Im Rausch kann jeder zum Mörder werden
Es beginnt damit, das sieht man im Video, dass Thomas Lettow als Lenglumé nicht erwacht, sondern wie ein Ertrinkender an die Oberfläche treibt und dann tatsächlich leibhaftig aus dem Unterbau auf die Bühne kraxelt, wo sich ein Konstrukt aus acht Kuben befindet, in die Sigi Colpe lustige Sachen eingebaut hat, unter anderem eine räumlich vorhandene Gedächtnislücke aus einem schwarzen Lamellenvorhang. An den Wänden kleben Geldscheine - das Bürgertum hat seine Moral längst verloren, was nicht in Ordnung ist, regelt man mit Geld, auch die beiden Saufkumpanen, sie sind bei Dömötör tatsächlich zwei Seiten derselben Medaille, sorgen sich weniger darum, dass sie vielleicht jemanden ermordet haben, sondern mehr darum, dass es herauskommen könnte.
Nun also treten auf: Barbara Horvath als Justine, die manchmal mit trockenem Humor Ungarisch redet, mit Übertiteln, und später als befremdlicher Geist herumtappt.

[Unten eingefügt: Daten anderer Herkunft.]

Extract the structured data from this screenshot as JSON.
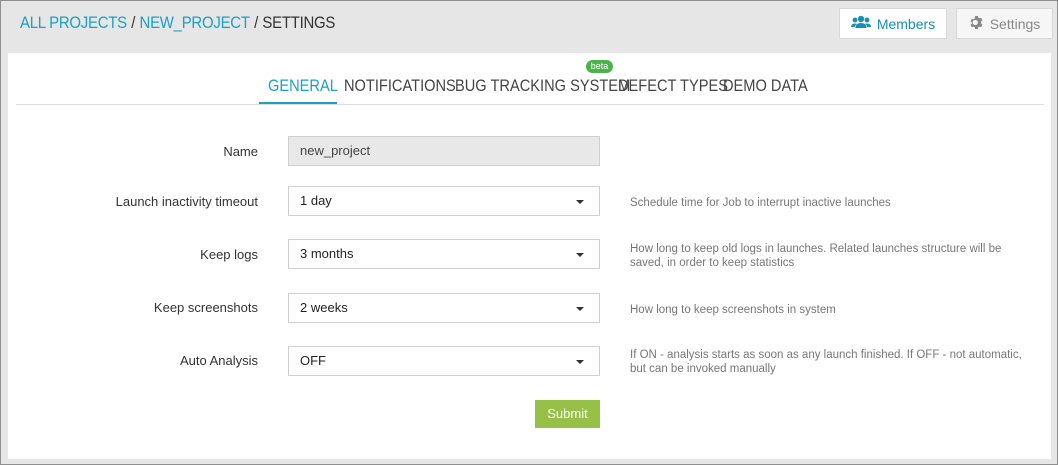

Pujan Sadri als Potard, der meist äußerst freundlich und ziemlich entzückend herumsteht. Mareike Beykirch als Norine, der Dömötör einen Hauch von aufgeklärter Emanzipation mitgibt, sie aber gleichermaßen auch als treusorgendes Heimchen inszeniert, wenn sie nicht gerade das Baby der Lenglumés spielt. Beykirch ist hier wirklich arm dran, Lettow und Michael Wächter als Mistingue geht es ein bisschen besser. Die beiden komödiantisch Hochbegabten schaffen sich zumindest Momente, in denen sie mit elastischem Timing die Komödie ausspielen können.
Ansonsten rast alles. Mal schauen die Menschen waagrecht aus einem der Kästen, dann wird sehr viel gesoffen, weil das immer lustig ist, schließlich mündet alles ins Kino. In den Katakomben des Residenztheaters - die Ortsbesichtigung ist interessant - machen sich Lenglumé-Mistingue daran, Zeugen ihrer Tat zu beseitigen, man sieht einen Ad-hoc-Splatterfilm, der aber viel zu fahrig ist, um wirklich Albtraum zu sein. Schon klar, im Rausch kann jeder ein Mörder werden, ist es vielleicht sogar, da gibt Dömötör dem Ganzen noch eine Andeutung mit, obwohl der Mord eigentlich lange her ist, denn die Zeitung, in welcher Norine davon las, war alt. Dazu kommen noch ein paar Theaterscherze übers Theater, in ihrer zusammengestöpselten Outrage stolpert die Inszenierung permanent über sich selbst, enthält aber genug Witze, um das Publikum immer wieder zu großem Gelächter zu animieren. Also sei's drum.